One could argue the banking industry is equally fragile. Yet when faced with reengineering the Trust and brokerage businesses with innovative strategies, such as UMA, the resistance to change is palpable.
The reasons for this are as complex as human nature itself. Beside the impact on human capital, the organization must also consider how this new model affects almost every facet of how they do business including:
- Research
- Due Diligence
- Investment Policy Statement Design
- Allocation Models
- Trading and Execution
- Operations
- Compliance
- Performance Reporting
- Reconciliation
- Custody
- Rebalancing
- Tax Management
- Fees and Pricing
- Systems of Record
- Client Communications
There are critical decisions which must be decisively made and adhered to if the implementation of UMA is to succeed. Will you use open or hybrid architecture? Will you engage a Turnkey Asset Management Provider (TAMP) or build the platform yourself using best in breed “point solutions”? Will you use a models based platform? How will you adjust your pricing and compensation models? Will you actively tax harvest?

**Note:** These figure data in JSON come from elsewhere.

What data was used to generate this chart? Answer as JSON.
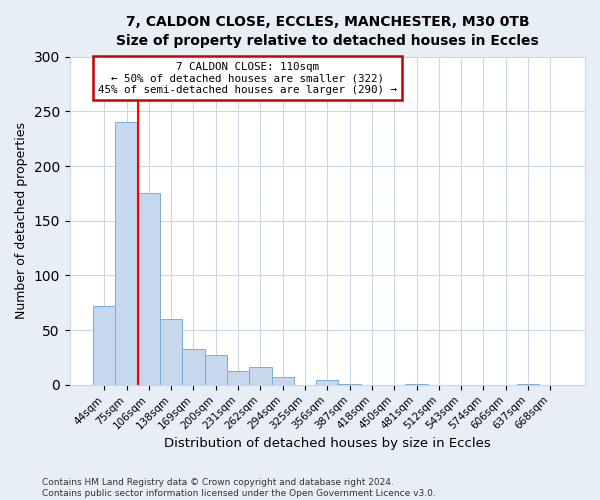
{
  "title": "7, CALDON CLOSE, ECCLES, MANCHESTER, M30 0TB",
  "subtitle": "Size of property relative to detached houses in Eccles",
  "xlabel": "Distribution of detached houses by size in Eccles",
  "ylabel": "Number of detached properties",
  "bar_labels": [
    "44sqm",
    "75sqm",
    "106sqm",
    "138sqm",
    "169sqm",
    "200sqm",
    "231sqm",
    "262sqm",
    "294sqm",
    "325sqm",
    "356sqm",
    "387sqm",
    "418sqm",
    "450sqm",
    "481sqm",
    "512sqm",
    "543sqm",
    "574sqm",
    "606sqm",
    "637sqm",
    "668sqm"
  ],
  "bar_values": [
    72,
    240,
    175,
    60,
    33,
    27,
    13,
    16,
    7,
    0,
    4,
    1,
    0,
    0,
    1,
    0,
    0,
    0,
    0,
    1,
    0
  ],
  "bar_color": "#c5d8ee",
  "bar_edge_color": "#7aadd4",
  "ylim": [
    0,
    300
  ],
  "yticks": [
    0,
    50,
    100,
    150,
    200,
    250,
    300
  ],
  "red_line_index": 2,
  "annotation_title": "7 CALDON CLOSE: 110sqm",
  "annotation_line1": "← 50% of detached houses are smaller (322)",
  "annotation_line2": "45% of semi-detached houses are larger (290) →",
  "annotation_box_color": "#ffffff",
  "annotation_box_edge_color": "#cc0000",
  "footer1": "Contains HM Land Registry data © Crown copyright and database right 2024.",
  "footer2": "Contains public sector information licensed under the Open Government Licence v3.0.",
  "bg_color": "#e8eef5",
  "plot_bg_color": "#ffffff",
  "grid_color": "#c8d8e8"
}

Southwest made these tough decisions, which is one of the reasons their business model is flourishing (“in the kingdom of the blind, the one-eyed man rules”) amid such turmoil in the industry. They choose to fly only one model of jet, the Boeing 737, they don’t advertise on Orbitz or Kayak, they have general admission seating versus assigned seats, no baggage or change fees and the list goes on. 
To be successful with implementing and adopting UMA, banks must be as bold as Southwest when reexamining industry paradigms and shifting client preferences. Viewing UMA as another product on the shelf is akin to adding a new jet or route, it’s not really going to create a competitive distinction unless you change the inner workings of your organization.
The failure to view the move to UMA in the proper context is the largest cause of disappointment among those intrepid executives who have tried to get airborne. This often unfairly cloaks UMA in a false light, blaming the platform versus the implementation.
So, when taxiing down the runway to UMA success, consider whether you are willing to make the hard decisions necessary to give your wealth management program the opportunity to soar above those clinging to an outdated business model.